The UK's Hungry Gap (before spring plantings are ready to harvest) has ended, and the new season's colourful crops have arrived.

Bounty returns to British fields

Our reliance on Spanish imports (or, for really committed locavores, veg deprivation) during the UK’s Hungry Gap is over.

Summer is upon us, bringing an abundance and variety of veg that grows with every passing week. We picked our first tomatoes, raspberries, and peas last week, and the first plantings of courgettes, broad beans, lettuce, salad leaves, and cucumbers are already in full flush. Our reliance on Spanish imports (or, for really committed locavores, veg deprivation) during the UK’s Hungry Gap is over.

The next four months are the year’s best in our fields, making this the time to give Riverford’s 100 per cent UK veg boxes a try. Pragmatists can switch back to another box when winter comes. It’s gratifying to see sales of our 100 per cent UK boxes growing with every year, as more and more of our customers demonstrate their commitment to local, seasonal food; a value so often voiced elsewhere, and so rarely acted upon.

A month of sunny weather has allowed most crops to catch up after the cold spring, which now seems a distant memory. The heat-loving squash, pumpkins and sweetcorn are moving up a gear; after one final weeding, they will be able to shade out competing weeds. On our farm in the French Vendée, we are picking Padron peppers and aubergines, and sweetcorn is growing so fast you can almost hear it creak. Having flowered and pollinated in good conditions last month, we should be picking ripe cobs in the next couple of weeks, ready for summer BBQs.

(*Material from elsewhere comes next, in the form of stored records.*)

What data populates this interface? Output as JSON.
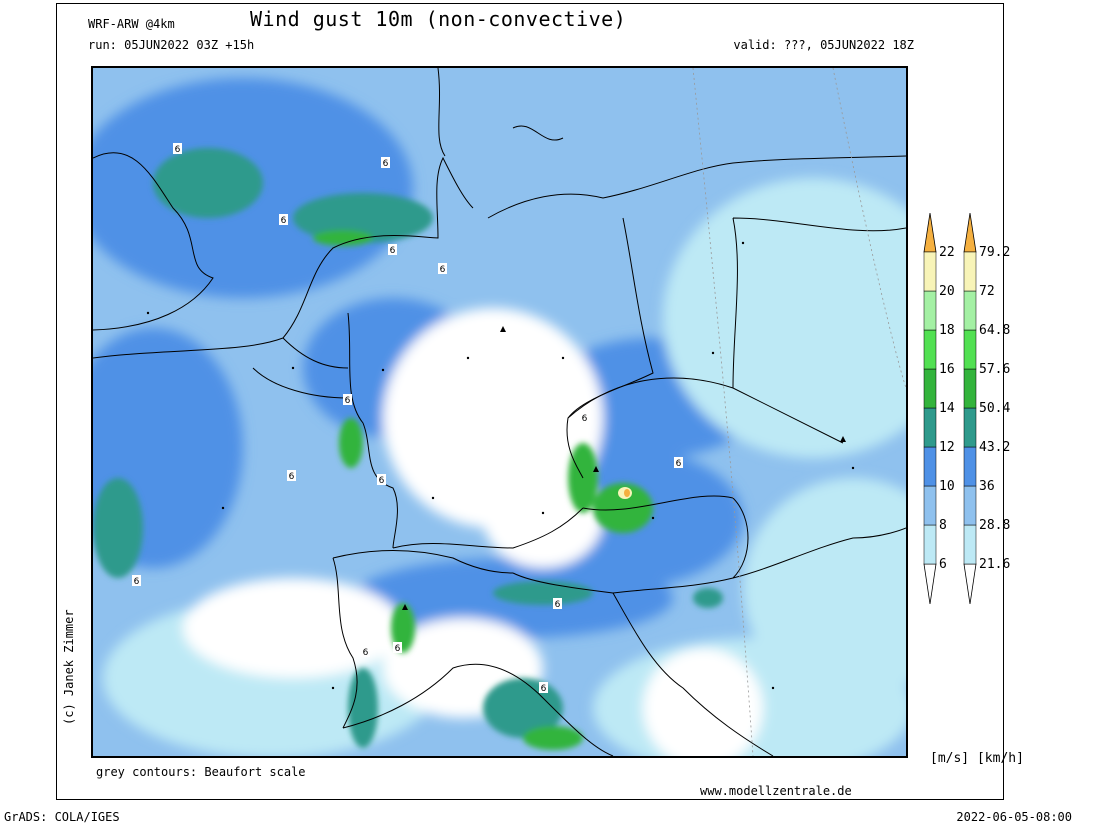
{
  "header": {
    "model": "WRF-ARW @4km",
    "title": "Wind gust 10m (non-convective)",
    "run": "run: 05JUN2022 03Z +15h",
    "valid": "valid: ???, 05JUN2022 18Z"
  },
  "footer": {
    "credit": "(c) Janek Zimmer",
    "contours_note": "grey contours: Beaufort scale",
    "website": "www.modellzentrale.de",
    "units": "[m/s] [km/h]",
    "grads": "GrADS: COLA/IGES",
    "timestamp": "2022-06-05-08:00"
  },
  "legend": {
    "ms_labels": [
      "6",
      "8",
      "10",
      "12",
      "14",
      "16",
      "18",
      "20",
      "22"
    ],
    "kmh_labels": [
      "21.6",
      "28.8",
      "36",
      "43.2",
      "50.4",
      "57.6",
      "64.8",
      "72",
      "79.2"
    ],
    "colors": [
      "#ffffff",
      "#bde9f5",
      "#8fc1ee",
      "#4f91e6",
      "#2f9a8c",
      "#33b43c",
      "#52e052",
      "#a4f0a4",
      "#cff2b8",
      "#f8f4b8",
      "#f5b040"
    ]
  },
  "map": {
    "beaufort_label": "6",
    "colors": {
      "white": "#ffffff",
      "light": "#bde9f5",
      "mid": "#8fc1ee",
      "blue": "#4f91e6",
      "teal": "#2f9a8c",
      "green": "#33b43c",
      "yellow": "#f8f4b8",
      "orange": "#f5b040"
    }
  }
}
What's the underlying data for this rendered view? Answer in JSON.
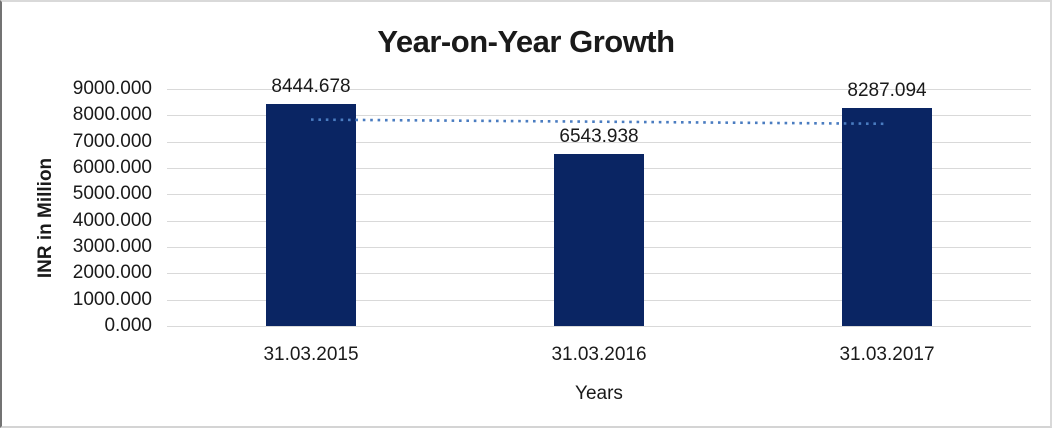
{
  "chart_data": {
    "type": "bar",
    "title": "Year-on-Year Growth",
    "xlabel": "Years",
    "ylabel": "INR in Million",
    "categories": [
      "31.03.2015",
      "31.03.2016",
      "31.03.2017"
    ],
    "values": [
      8444.678,
      6543.938,
      8287.094
    ],
    "data_labels": [
      "8444.678",
      "6543.938",
      "8287.094"
    ],
    "y_ticks": [
      "9000.000",
      "8000.000",
      "7000.000",
      "6000.000",
      "5000.000",
      "4000.000",
      "3000.000",
      "2000.000",
      "1000.000",
      "0.000"
    ],
    "ylim": [
      0,
      9000
    ],
    "grid": true,
    "legend": "none",
    "trendline": {
      "kind": "linear",
      "style": "dotted",
      "color": "#4a7cc0"
    },
    "colors": {
      "bar": "#0a2563",
      "gridline": "#d9d9d9",
      "text": "#1a1a1a"
    }
  }
}
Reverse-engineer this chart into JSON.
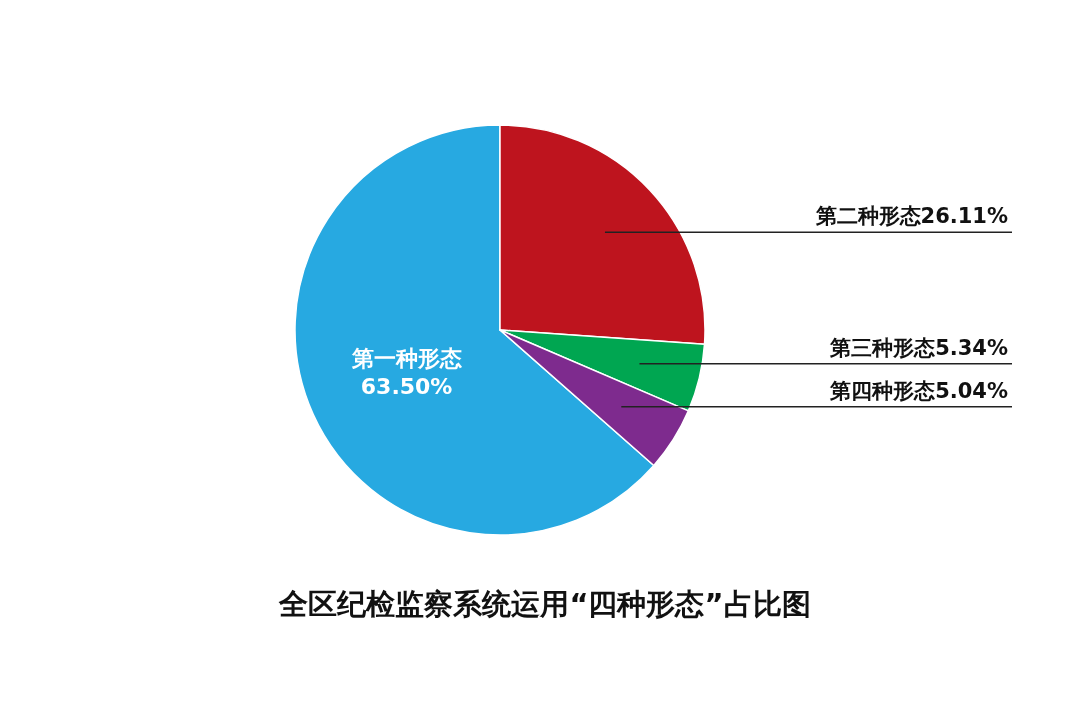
{
  "chart_data": {
    "type": "pie",
    "title": "全区纪检监察系统运用“四种形态”占比图",
    "categories": [
      "第一种形态",
      "第二种形态",
      "第三种形态",
      "第四种形态"
    ],
    "values": [
      63.5,
      26.11,
      5.34,
      5.04
    ],
    "colors": [
      "#27a9e1",
      "#be141e",
      "#00a651",
      "#7e2b8e"
    ],
    "value_labels": [
      "63.50%",
      "26.11%",
      "5.34%",
      "5.04%"
    ]
  }
}
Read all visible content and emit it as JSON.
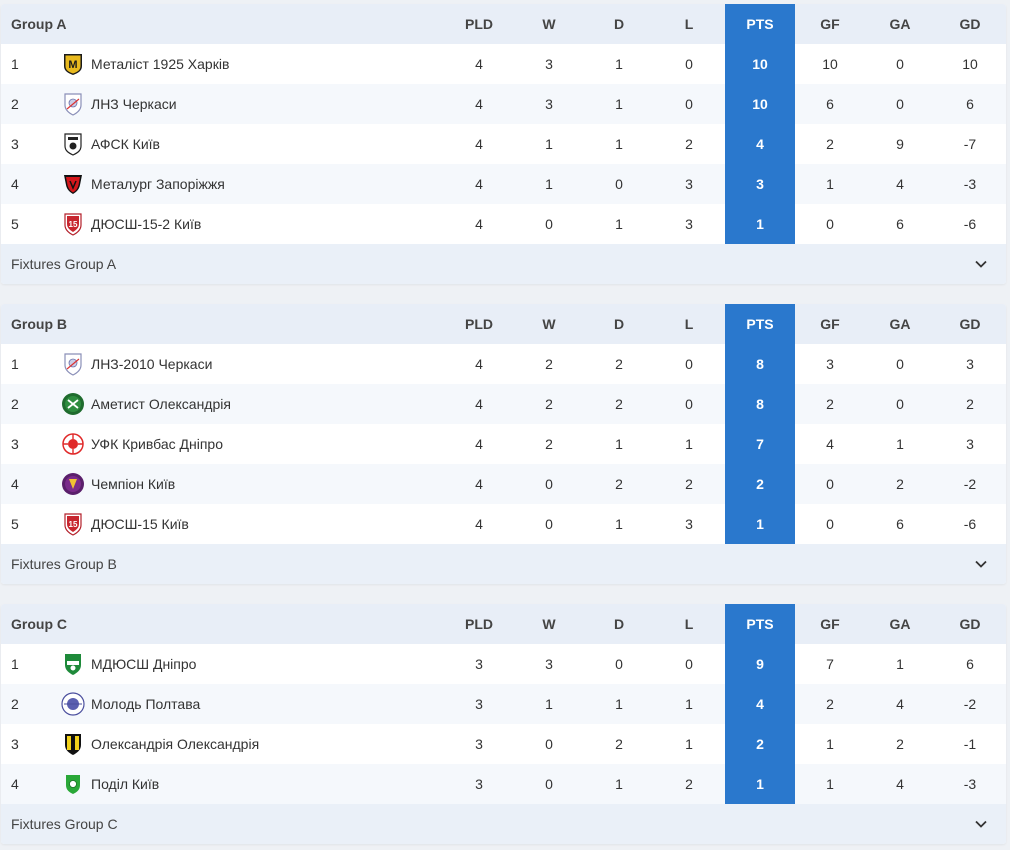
{
  "columns": {
    "pld": "PLD",
    "w": "W",
    "d": "D",
    "l": "L",
    "pts": "PTS",
    "gf": "GF",
    "ga": "GA",
    "gd": "GD"
  },
  "colors": {
    "accent": "#2a78cd",
    "header_bg": "#e8eef7",
    "row_alt": "#f5f8fc"
  },
  "groups": [
    {
      "name": "Group A",
      "fixtures_label": "Fixtures Group A",
      "teams": [
        {
          "pos": "1",
          "name": "Металіст 1925 Харків",
          "pld": "4",
          "w": "3",
          "d": "1",
          "l": "0",
          "pts": "10",
          "gf": "10",
          "ga": "0",
          "gd": "10",
          "icon": "metalist-logo-icon"
        },
        {
          "pos": "2",
          "name": "ЛНЗ Черкаси",
          "pld": "4",
          "w": "3",
          "d": "1",
          "l": "0",
          "pts": "10",
          "gf": "6",
          "ga": "0",
          "gd": "6",
          "icon": "lnz-logo-icon"
        },
        {
          "pos": "3",
          "name": "АФСК Київ",
          "pld": "4",
          "w": "1",
          "d": "1",
          "l": "2",
          "pts": "4",
          "gf": "2",
          "ga": "9",
          "gd": "-7",
          "icon": "afsk-logo-icon"
        },
        {
          "pos": "4",
          "name": "Металург Запоріжжя",
          "pld": "4",
          "w": "1",
          "d": "0",
          "l": "3",
          "pts": "3",
          "gf": "1",
          "ga": "4",
          "gd": "-3",
          "icon": "metalurh-logo-icon"
        },
        {
          "pos": "5",
          "name": "ДЮСШ-15-2 Київ",
          "pld": "4",
          "w": "0",
          "d": "1",
          "l": "3",
          "pts": "1",
          "gf": "0",
          "ga": "6",
          "gd": "-6",
          "icon": "dyussh15-logo-icon"
        }
      ]
    },
    {
      "name": "Group B",
      "fixtures_label": "Fixtures Group B",
      "teams": [
        {
          "pos": "1",
          "name": "ЛНЗ-2010 Черкаси",
          "pld": "4",
          "w": "2",
          "d": "2",
          "l": "0",
          "pts": "8",
          "gf": "3",
          "ga": "0",
          "gd": "3",
          "icon": "lnz-logo-icon"
        },
        {
          "pos": "2",
          "name": "Аметист Олександрія",
          "pld": "4",
          "w": "2",
          "d": "2",
          "l": "0",
          "pts": "8",
          "gf": "2",
          "ga": "0",
          "gd": "2",
          "icon": "ametyst-logo-icon"
        },
        {
          "pos": "3",
          "name": "УФК Кривбас Дніпро",
          "pld": "4",
          "w": "2",
          "d": "1",
          "l": "1",
          "pts": "7",
          "gf": "4",
          "ga": "1",
          "gd": "3",
          "icon": "ufk-logo-icon"
        },
        {
          "pos": "4",
          "name": "Чемпіон Київ",
          "pld": "4",
          "w": "0",
          "d": "2",
          "l": "2",
          "pts": "2",
          "gf": "0",
          "ga": "2",
          "gd": "-2",
          "icon": "champion-logo-icon"
        },
        {
          "pos": "5",
          "name": "ДЮСШ-15 Київ",
          "pld": "4",
          "w": "0",
          "d": "1",
          "l": "3",
          "pts": "1",
          "gf": "0",
          "ga": "6",
          "gd": "-6",
          "icon": "dyussh15-logo-icon"
        }
      ]
    },
    {
      "name": "Group C",
      "fixtures_label": "Fixtures Group C",
      "teams": [
        {
          "pos": "1",
          "name": "МДЮСШ Дніпро",
          "pld": "3",
          "w": "3",
          "d": "0",
          "l": "0",
          "pts": "9",
          "gf": "7",
          "ga": "1",
          "gd": "6",
          "icon": "mdyussh-logo-icon"
        },
        {
          "pos": "2",
          "name": "Молодь Полтава",
          "pld": "3",
          "w": "1",
          "d": "1",
          "l": "1",
          "pts": "4",
          "gf": "2",
          "ga": "4",
          "gd": "-2",
          "icon": "molod-logo-icon"
        },
        {
          "pos": "3",
          "name": "Олександрія Олександрія",
          "pld": "3",
          "w": "0",
          "d": "2",
          "l": "1",
          "pts": "2",
          "gf": "1",
          "ga": "2",
          "gd": "-1",
          "icon": "oleksandriya-logo-icon"
        },
        {
          "pos": "4",
          "name": "Поділ Київ",
          "pld": "3",
          "w": "0",
          "d": "1",
          "l": "2",
          "pts": "1",
          "gf": "1",
          "ga": "4",
          "gd": "-3",
          "icon": "podil-logo-icon"
        }
      ]
    }
  ]
}
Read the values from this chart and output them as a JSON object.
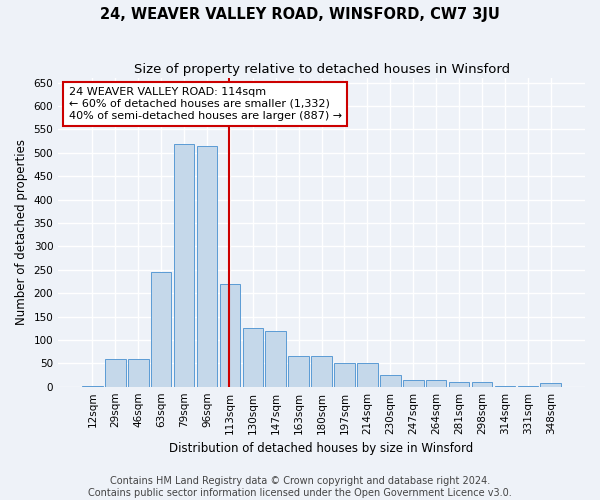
{
  "title": "24, WEAVER VALLEY ROAD, WINSFORD, CW7 3JU",
  "subtitle": "Size of property relative to detached houses in Winsford",
  "xlabel": "Distribution of detached houses by size in Winsford",
  "ylabel": "Number of detached properties",
  "categories": [
    "12sqm",
    "29sqm",
    "46sqm",
    "63sqm",
    "79sqm",
    "96sqm",
    "113sqm",
    "130sqm",
    "147sqm",
    "163sqm",
    "180sqm",
    "197sqm",
    "214sqm",
    "230sqm",
    "247sqm",
    "264sqm",
    "281sqm",
    "298sqm",
    "314sqm",
    "331sqm",
    "348sqm"
  ],
  "values": [
    2,
    60,
    60,
    245,
    520,
    515,
    220,
    125,
    120,
    65,
    65,
    50,
    50,
    25,
    15,
    15,
    10,
    10,
    2,
    2,
    8
  ],
  "bar_color": "#c5d8ea",
  "bar_edge_color": "#5b9bd5",
  "vline_x_index": 6,
  "vline_color": "#cc0000",
  "annotation_text": "24 WEAVER VALLEY ROAD: 114sqm\n← 60% of detached houses are smaller (1,332)\n40% of semi-detached houses are larger (887) →",
  "annotation_box_color": "white",
  "annotation_box_edge": "#cc0000",
  "ylim": [
    0,
    660
  ],
  "yticks": [
    0,
    50,
    100,
    150,
    200,
    250,
    300,
    350,
    400,
    450,
    500,
    550,
    600,
    650
  ],
  "footer1": "Contains HM Land Registry data © Crown copyright and database right 2024.",
  "footer2": "Contains public sector information licensed under the Open Government Licence v3.0.",
  "background_color": "#eef2f8",
  "grid_color": "#ffffff",
  "title_fontsize": 10.5,
  "subtitle_fontsize": 9.5,
  "axis_label_fontsize": 8.5,
  "tick_fontsize": 7.5,
  "annotation_fontsize": 8,
  "footer_fontsize": 7
}
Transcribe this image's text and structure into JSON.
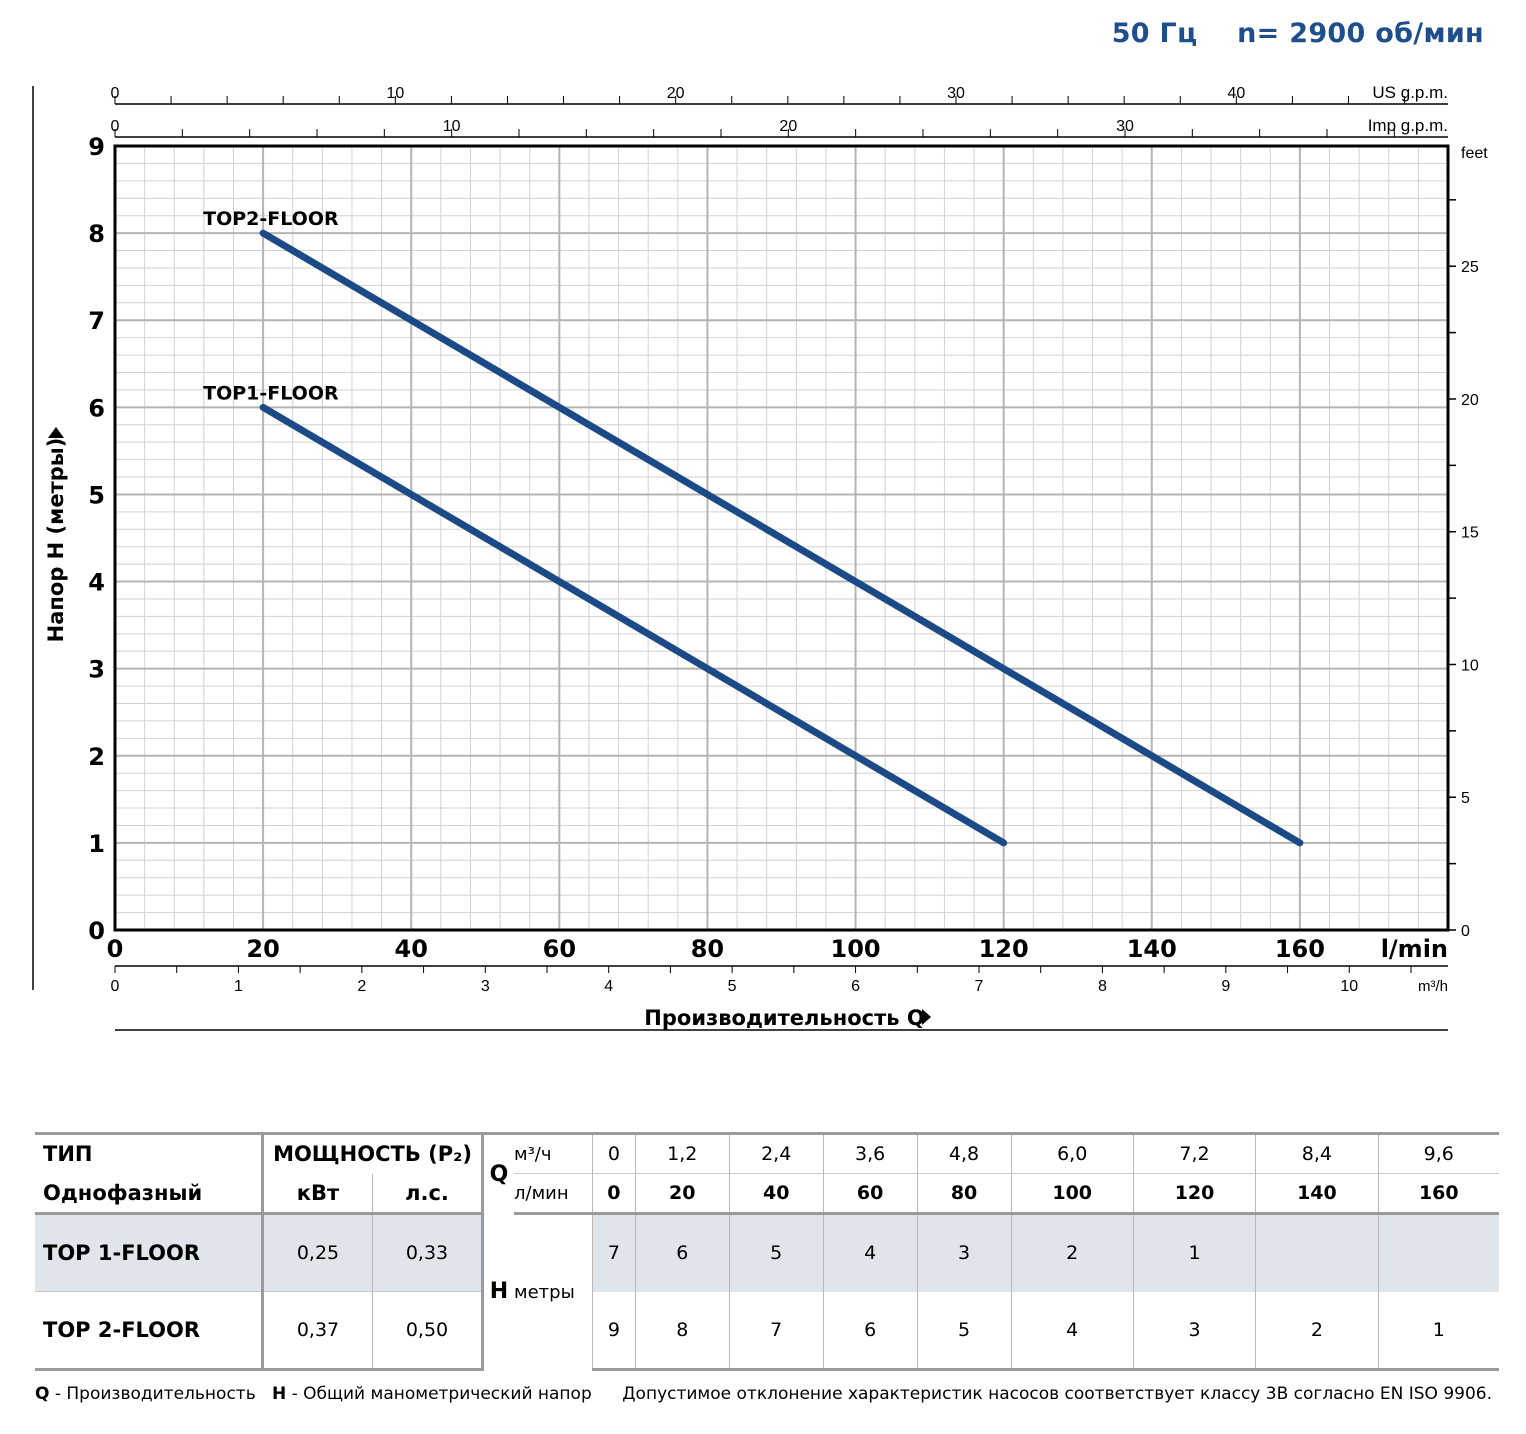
{
  "header": {
    "freq": "50 Гц",
    "speed": "n= 2900 об/мин"
  },
  "chart_data": {
    "type": "line",
    "x_unit_label": "l/min",
    "xlim": [
      0,
      180
    ],
    "ylim": [
      0,
      9
    ],
    "x_ticks": [
      "0",
      "20",
      "40",
      "60",
      "80",
      "100",
      "120",
      "140",
      "160"
    ],
    "y_ticks": [
      "0",
      "1",
      "2",
      "3",
      "4",
      "5",
      "6",
      "7",
      "8",
      "9"
    ],
    "xlabel": "Производительность Q",
    "ylabel": "Напор H (метры)",
    "top_axis_us": {
      "unit": "US g.p.m.",
      "ticks": [
        "0",
        "10",
        "20",
        "30",
        "40"
      ],
      "gpm_per_lmin": 0.26417
    },
    "top_axis_imp": {
      "unit": "Imp g.p.m.",
      "ticks": [
        "0",
        "10",
        "20",
        "30"
      ],
      "gpm_per_lmin": 0.21997
    },
    "bottom_axis_m3h": {
      "unit": "m³/h",
      "ticks": [
        "0",
        "1",
        "2",
        "3",
        "4",
        "5",
        "6",
        "7",
        "8",
        "9",
        "10"
      ],
      "m3h_per_lmin": 0.06
    },
    "right_axis_feet": {
      "unit": "feet",
      "ticks": [
        "0",
        "5",
        "10",
        "15",
        "20",
        "25"
      ],
      "feet_per_m": 3.28084
    },
    "series": [
      {
        "name": "TOP2-FLOOR",
        "x": [
          20,
          160
        ],
        "y": [
          8,
          1
        ]
      },
      {
        "name": "TOP1-FLOOR",
        "x": [
          20,
          120
        ],
        "y": [
          6,
          1
        ]
      }
    ]
  },
  "table": {
    "h_type": "ТИП",
    "h_phase": "Однофазный",
    "h_power": "МОЩНОСТЬ (P₂)",
    "h_kw": "кВт",
    "h_hp": "л.с.",
    "q_letter": "Q",
    "q_unit_m3": "м³/ч",
    "q_unit_l": "л/мин",
    "q_m3": [
      "0",
      "1,2",
      "2,4",
      "3,6",
      "4,8",
      "6,0",
      "7,2",
      "8,4",
      "9,6"
    ],
    "q_l": [
      "0",
      "20",
      "40",
      "60",
      "80",
      "100",
      "120",
      "140",
      "160"
    ],
    "h_letter": "H",
    "h_unit": "метры",
    "rows": [
      {
        "name": "TOP 1-FLOOR",
        "kw": "0,25",
        "hp": "0,33",
        "h": [
          "7",
          "6",
          "5",
          "4",
          "3",
          "2",
          "1",
          "",
          ""
        ]
      },
      {
        "name": "TOP 2-FLOOR",
        "kw": "0,37",
        "hp": "0,50",
        "h": [
          "9",
          "8",
          "7",
          "6",
          "5",
          "4",
          "3",
          "2",
          "1"
        ]
      }
    ]
  },
  "footer": {
    "q_letter": "Q",
    "q_text": " - Производительность",
    "h_letter": "H",
    "h_text": " - Общий манометрический напор",
    "note": "Допустимое отклонение характеристик насосов соответствует классу 3B согласно EN ISO 9906."
  }
}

With reservoirs dropping, and planting of winter crops beginning, there are lots of nervous growers praying for a break in the hot weather. The oldest and cheapest way to conserve moisture is to plough early while the soil is at ‘field capacity’, i.e. holding as much moisture as it can. If the surface is worked into a fine seedbed, this prevents evaporation and conserves moisture until a crop is planted.

But this age-old practice comes with a risk: without leaves to cushion the rain, and roots to hold the earth, the soil is vulnerable to thunderstorms. These can cause catastrophic soil loss, especially on our steep slopes. We do our best to reduce the risk by planting buffer strips of vegetation around fields, which trap soil, and planting agroforestry trees in high-risk areas. But with climate change affecting rainfall, we must question whether even this is enough.

If only we had more perennial crops, which grow back repeatedly from the same root system, we wouldn’t need to plough every year, and our soil would be safe. For now, hopefully the heavens will open (gently) soon.